If the Little House books are so problematic and include so much biased material, why read them?  My answer would be…

…that they are beautifully written, poetic accounts of one important part of American history, as perceived through the eyes of a child, later a young adult.  They reflect common, but not universal, beliefs of the time in which they were written. They include incredible detail about specific practices and customs of pioneer life. They provide a window onto the emotional life of children.  It is certainly important to point out to children that not everyone, even in the nineteenth and twentieth centuries, believed that Indians had no rights, that black people should be enslaved, or in the practices resulting from any other oppressive ideology.  It is essential to introduce works by Native American authors and others, which correct the deeply held prejudices and justifications for American policies which pervade Wilder’s work.  If we insist on only reading with children books that are free of racism, sexism, and anti-Semitism, we will have to avoid the vast majority of classics prior to the late twentieth or twenty-first centuries.  (The same is true of books for adults, although we have a greater responsibility to guide children in their reading of problematic texts.)

In the chapter “Indians Ride Away,” Laura and her family observe the process of Indians leaving their camps.  According to Pa, one group is going south to hunt buffalo, while others have moved west.  He attributes the different destinations to conflict among different groups. Obviously, this is a perfect point in the story to introduce primary historical sources and discuss how and why different groups of Native Peoples were compelled to leave their land, and when they chose to move to different areas for essential resources.  While Laura’s mother is frantic at the Indians’ presence and desperate to see them leave, Laura is fascinated by their difference.  One can interpret her fascination as a degrading exoticism towards the “other.” But Laura is a child, and her reaction is a natural one to people whose appearance and customs offer a contrast to everything she has been taught is normal: “The ponies did not have to wear bridles or saddles, and the little Indians did not have to wear clothes.  All their skin was out in the fresh air and sunshine. Their straight black hair blew in the wind and their black eyes sparkled with joy.”

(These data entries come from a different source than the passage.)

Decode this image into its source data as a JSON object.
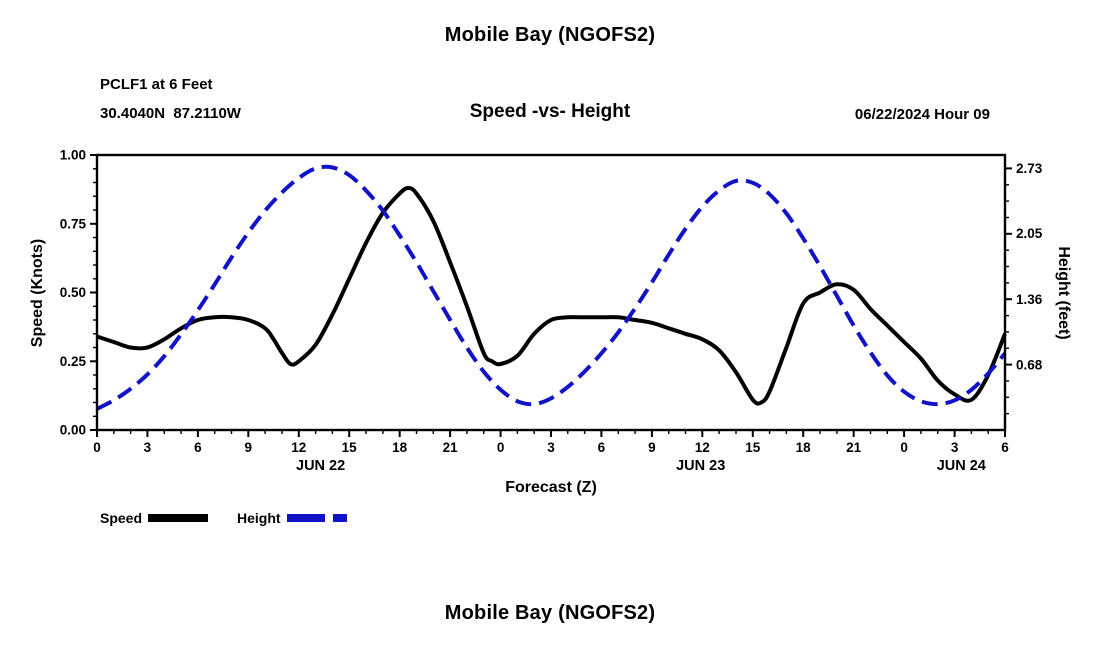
{
  "titles": {
    "top": "Mobile Bay (NGOFS2)",
    "bottom": "Mobile Bay (NGOFS2)"
  },
  "legend": {
    "speed_label": "Speed",
    "height_label": "Height"
  },
  "chart_data": {
    "type": "line",
    "title": "Mobile Bay (NGOFS2)",
    "station": "PCLF1 at 6 Feet",
    "coordinates": "30.4040N  87.2110W",
    "subtitle": "Speed -vs- Height",
    "datetime": "06/22/2024 Hour 09",
    "xlabel": "Forecast (Z)",
    "ylabel_left": "Speed (Knots)",
    "ylabel_right": "Height (feet)",
    "x_range": [
      0,
      54
    ],
    "y_left_range": [
      0,
      1.0
    ],
    "y_right_range": [
      0,
      2.87
    ],
    "x_minor_step": 1,
    "x_ticks": {
      "positions": [
        0,
        3,
        6,
        9,
        12,
        15,
        18,
        21,
        24,
        27,
        30,
        33,
        36,
        39,
        42,
        45,
        48,
        51,
        54
      ],
      "labels": [
        "0",
        "3",
        "6",
        "9",
        "12",
        "15",
        "18",
        "21",
        "0",
        "3",
        "6",
        "9",
        "12",
        "15",
        "18",
        "21",
        "0",
        "3",
        "6"
      ]
    },
    "y_left_ticks": {
      "values": [
        0,
        0.25,
        0.5,
        0.75,
        1.0
      ],
      "labels": [
        "0.00",
        "0.25",
        "0.50",
        "0.75",
        "1.00"
      ]
    },
    "y_right_ticks": {
      "values": [
        0.68,
        1.36,
        2.05,
        2.73
      ],
      "labels": [
        "0.68",
        "1.36",
        "2.05",
        "2.73"
      ]
    },
    "date_labels": [
      {
        "hour": 13.3,
        "label": "JUN 22"
      },
      {
        "hour": 35.9,
        "label": "JUN 23"
      },
      {
        "hour": 51.4,
        "label": "JUN 24"
      }
    ],
    "series": [
      {
        "name": "Speed",
        "axis": "left",
        "color": "#000000",
        "width": 4,
        "dash": null,
        "x": [
          0,
          1,
          2,
          3,
          4,
          5,
          6,
          7,
          8,
          9,
          10,
          10.5,
          11,
          11.5,
          12,
          13,
          14,
          15,
          16,
          17,
          18,
          18.5,
          19,
          20,
          21,
          22,
          23,
          23.5,
          24,
          25,
          26,
          27,
          28,
          29,
          30,
          31,
          32,
          33,
          34,
          35,
          36,
          37,
          38,
          39,
          39.5,
          40,
          41,
          42,
          43,
          44,
          45,
          46,
          47,
          48,
          49,
          50,
          51,
          52,
          53,
          54
        ],
        "y": [
          0.34,
          0.32,
          0.3,
          0.3,
          0.33,
          0.37,
          0.4,
          0.41,
          0.41,
          0.4,
          0.37,
          0.33,
          0.28,
          0.24,
          0.25,
          0.31,
          0.42,
          0.55,
          0.68,
          0.79,
          0.86,
          0.88,
          0.86,
          0.76,
          0.61,
          0.45,
          0.28,
          0.25,
          0.24,
          0.27,
          0.35,
          0.4,
          0.41,
          0.41,
          0.41,
          0.41,
          0.4,
          0.39,
          0.37,
          0.35,
          0.33,
          0.29,
          0.21,
          0.11,
          0.1,
          0.14,
          0.3,
          0.46,
          0.5,
          0.53,
          0.51,
          0.44,
          0.38,
          0.32,
          0.26,
          0.18,
          0.13,
          0.11,
          0.2,
          0.35
        ]
      },
      {
        "name": "Height",
        "axis": "right",
        "color": "#1212c8",
        "width": 4,
        "dash": "16 8",
        "x": [
          0,
          1,
          2,
          3,
          4,
          5,
          6,
          7,
          8,
          9,
          10,
          11,
          12,
          13,
          14,
          15,
          16,
          17,
          18,
          19,
          20,
          21,
          22,
          23,
          24,
          25,
          26,
          27,
          28,
          29,
          30,
          31,
          32,
          33,
          34,
          35,
          36,
          37,
          38,
          39,
          40,
          41,
          42,
          43,
          44,
          45,
          46,
          47,
          48,
          49,
          50,
          51,
          52,
          53,
          54
        ],
        "y": [
          0.22,
          0.31,
          0.43,
          0.58,
          0.77,
          1.0,
          1.25,
          1.52,
          1.8,
          2.06,
          2.29,
          2.48,
          2.63,
          2.73,
          2.74,
          2.66,
          2.5,
          2.29,
          2.03,
          1.75,
          1.45,
          1.15,
          0.86,
          0.61,
          0.42,
          0.3,
          0.27,
          0.33,
          0.45,
          0.61,
          0.8,
          1.02,
          1.27,
          1.54,
          1.83,
          2.1,
          2.33,
          2.5,
          2.6,
          2.58,
          2.46,
          2.26,
          2.0,
          1.71,
          1.4,
          1.09,
          0.81,
          0.57,
          0.4,
          0.3,
          0.27,
          0.31,
          0.42,
          0.59,
          0.8
        ]
      }
    ]
  }
}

Laura looks at people being driven from their land and she sees freedom. As a child of the frontier, subject to constant physical threats from the environment and restricted in endless ways by parents intending to protect her, Laura interprets her attraction to the Indians’ difference as rebellion: “She had a naughty wish to be a little Indian girl.  Of course she did not really mean it.”  Laura fixates on the beauty of the Indian baby she sees, referred to throughout the book as a “papoose.” She begs her father to be allowed to “keep” the baby, as if it were a doll.  When told that she cannot, she is grief stricken at her loss:

 “Those black eyes looked deep into Laura’s eyes and she looked deep into the blackness of that little baby’s eyes, and she wanted that one little baby…
It was shameful to cry, but she couldn’t help it.  The little Indian baby was gone. She knew she would never see it any more….
“Why on earth do you want an Indian baby, of all things!” Ma asked her.
“Its eyes are so black,” Laura sobbed. She could not say what she meant.”

Laura’s life is completely transient. No sooner does her father “settle” the family in one place, convinced that it will be ideal, then he uproots them.  Her mother also defers to his authority, and Laura and the other children have learned that questioning his authority leads to physical discipline, what today we would call abuse.  “She could not say what she meant” about her inchoate feelings for the Indian baby, because she does not understand the root of her own sense of loss. She needs to believe that the baby actually understands her in way in which her parents do not.  This complexity is part of the reason we still read Wilder’s books:

“Laura could not eat anything, either. She sat a long time on the doorstep, looking into the empty west where the Indians had gone.  She seemed still to see waving feathers and black eyes and to hear the sound of ponies’ feet.”